On July 3, 2017, Serrano was named the West Virginia Mountaineers' pitching coach. WVU and Serrano had a "mutual parting of ways" after one season.

On June 24, 2019, Serrano was named the head coach for the Cal State Northridge Matadors. On January 25, 2022, Serrano announced his retirement from coaching, effective end of season.

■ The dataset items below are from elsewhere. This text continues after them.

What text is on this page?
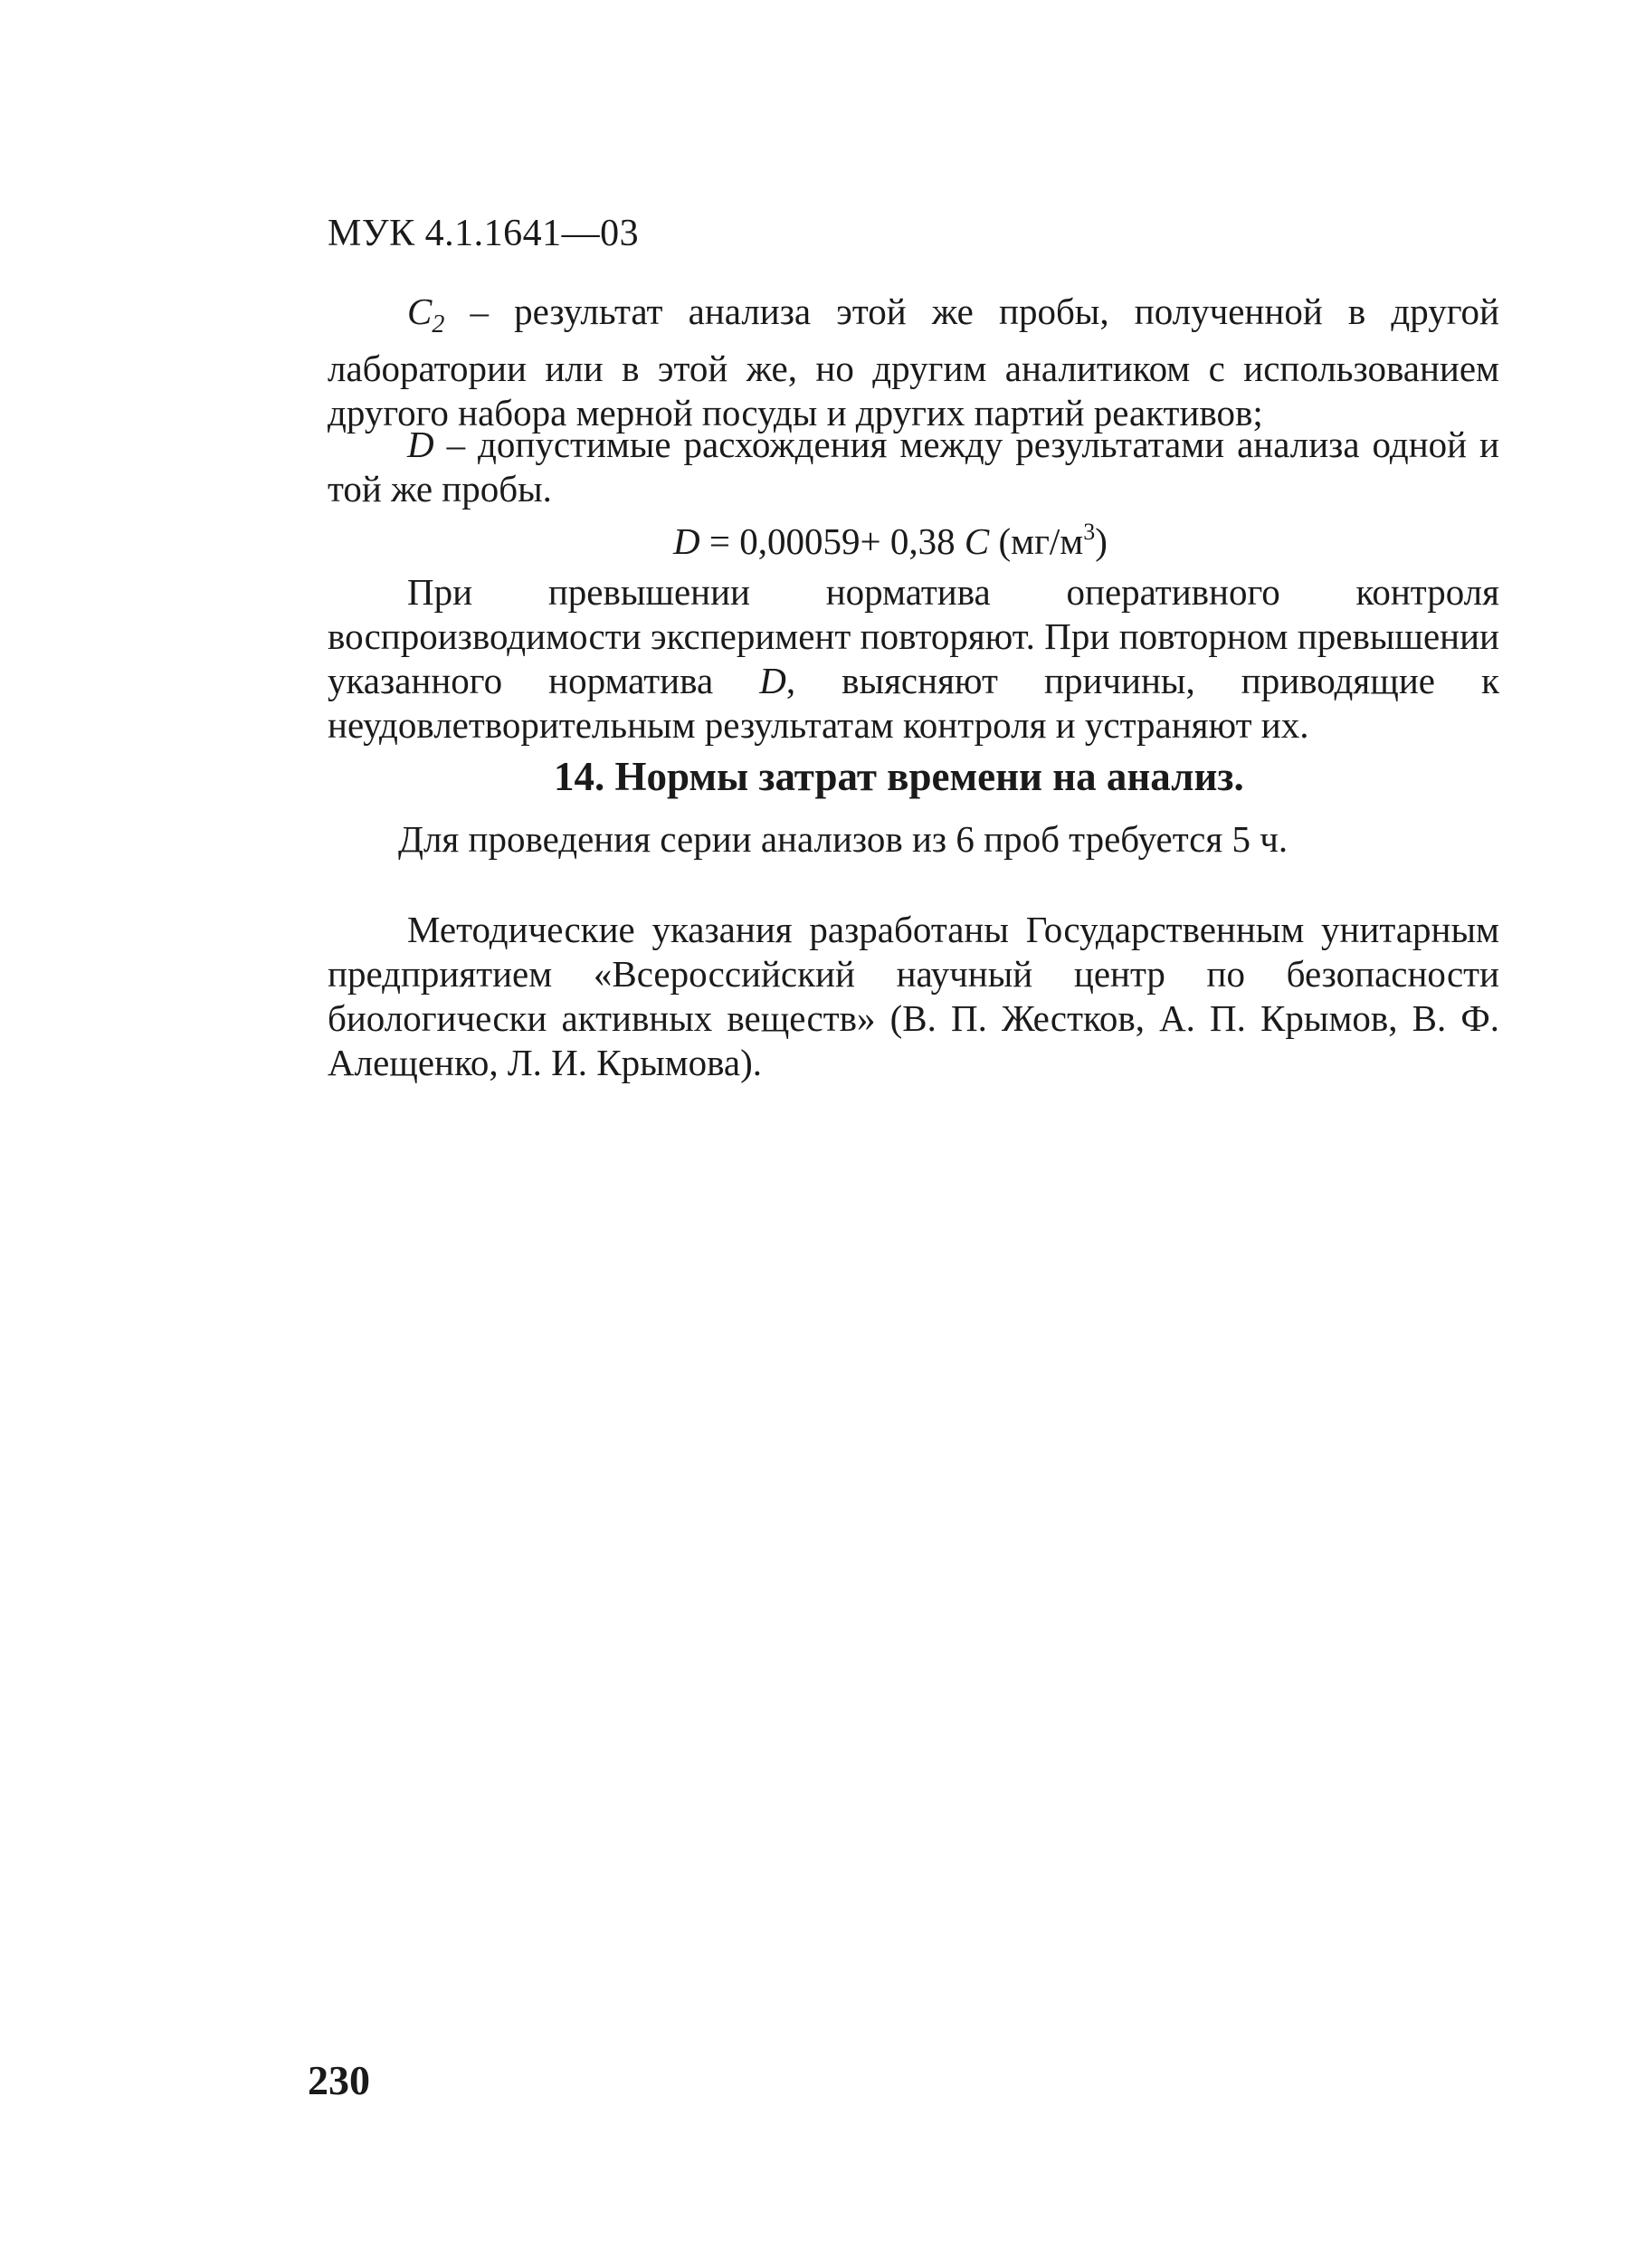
МУК 4.1.1641—03

$C_2$ – результат анализа этой же пробы, полученной в другой лаборатории или в этой же, но другим аналитиком с использованием другого набора мерной посуды и других партий реактивов;

D – допустимые расхождения между результатами анализа одной и той же пробы.

D = 0,00059+ 0,38 C $(мг/м^3)$

При превышении норматива оперативного контроля воспроизводимости эксперимент повторяют. При повторном превышении указанного норматива D, выясняют причины, приводящие к неудовлетворительным результатам контроля и устраняют их.

14. Нормы затрат времени на анализ.
Для проведения серии анализов из 6 проб требуется 5 ч.

Методические указания разработаны Государственным унитарным предприятием «Всероссийский научный центр по безопасности биологически активных веществ» (В. П. Жестков, А. П. Крымов, В. Ф. Алещенко, Л. И. Крымова).

230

On July 10, 2023, Serrano came out of retirement and took over the reins as head coach at Johnson University in Knoxville, Tennessee. Taking over a program that was 5-44 (4-26 in the AAC Conference) the previous season, Serrano turned things around quickly. He led the Royals to an impressive 24-21 overall mark which included winning the last 6 consecutive games to earn a post-season bid for the first time in school history. The 24 overall wins and 14 AAC Conference wins are both new school records.

==Head coaching record==

Record table
| Season | Team | Overall | Conference | Standing | Postseason |
Cerritos Falcons (South Coast Conference (CCCAA)) (1991–1991)
| 1991 | Cerritos College | 28-16 | 18–6 |  |  |
| Cerritos College (3C2A): |  | 28-16 | 18-6 |  |  |  |  |  |
UC Irvine Anteaters (Big West Conference) (2005–2007)
| 2005 | UC Irvine | 31–25 | 10–11 | 5th |  |
| 2006 | UC Irvine | 36–24 | 11–10 | 3rd | NCAA Regional |
| 2007 | UC Irvine | 47–17–1 | 15–6 | T–2nd | College World Series |
| UC Irvine: |  | 114–66–1 | 36–27 |  |  |  |  |  |
Cal State Fullerton Titans (Big West Conference) (2008–2011)
| 2008 | Cal State Fullerton | 41–22 | 16–8 | T–1st | NCAA Super Regional |
| 2009 | Cal State Fullerton | 47–16 | 17–7 | 2nd | College World Series |
| 2010 | Cal State Fullerton | 46–18 | 21–3 | 1st | NCAA Super Regional |
| 2011 | Cal State Fullerton | 41–17 | 19–5 | 1st | NCAA Regional |
| Cal State Fullerton: |  | 175–73 | 73–23 |  |  |  |  |  |
Tennessee Volunteers (Southeastern Conference) (2012–2017)
| 2012 | Tennessee | 24–31 | 8–22 | 6th (East) |  |
| 2013 | Tennessee | 22–30 | 8–20 | 6th (East) |  |
| 2014 | Tennessee | 31–23 | 12–18 | 5th (East) | SEC Tournament |
| 2015 | Tennessee | 24–26 | 11–18 | 6th (East) | SEC Tournament |
| 2016 | Tennessee | 29–28 | 9–21 | T–6th (East) | SEC Tournament |
| 2017 | Tennessee | 27–25 | 7–21 | 7th (East) |  |
| Tennessee: |  | 157–163 | 55–120 |  |  |  |  |  |
Cal State Northridge Matadors (Big West Conference) (2020–2022)
| 2020 | Cal State Northridge | 10–5 | 0–0 |  | Season canceled due to COVID-19 |
| 2021 | Cal State Northridge | 21–19 | 21-19 | T-4th |  |
| 2022 | Cal State Northridge | 32–22 | 17–13 |  |  |
| Cal State Northridge: |  | 63–46 | 38–32 |  |  |  |  |  |
Johnson University Royals (Appalachian Athletic Conference) (2024–present)
| 2024 | Johnson University | 24–21 | 14–16 | 7th | AAC Tournament |
| 2025 | Johnson University | 36–10 | 21–9 | 4th | NAIA Shreveport Regional |
| 2026 | Johnson University | 40–14 | 20–6 | 2nd | NAIA World Series (5th) |
| Johnson University (NAIA): |  | 100–53 | 55-31 |  |  |  |  |  |
| Total: |  | 516–349–1 |  |  |  |  |  |  |  |
National champion Postseason invitational champion Conference regular season champion Conference regular season and conference tournament champion Division regular season champion Division regular season and conference tournament champion Conference tournament champion

==Personal==
He and his second wife, Tracy, have three sons: Kyle, Zachary, and Parker. Kyle played for Dave at Tennessee.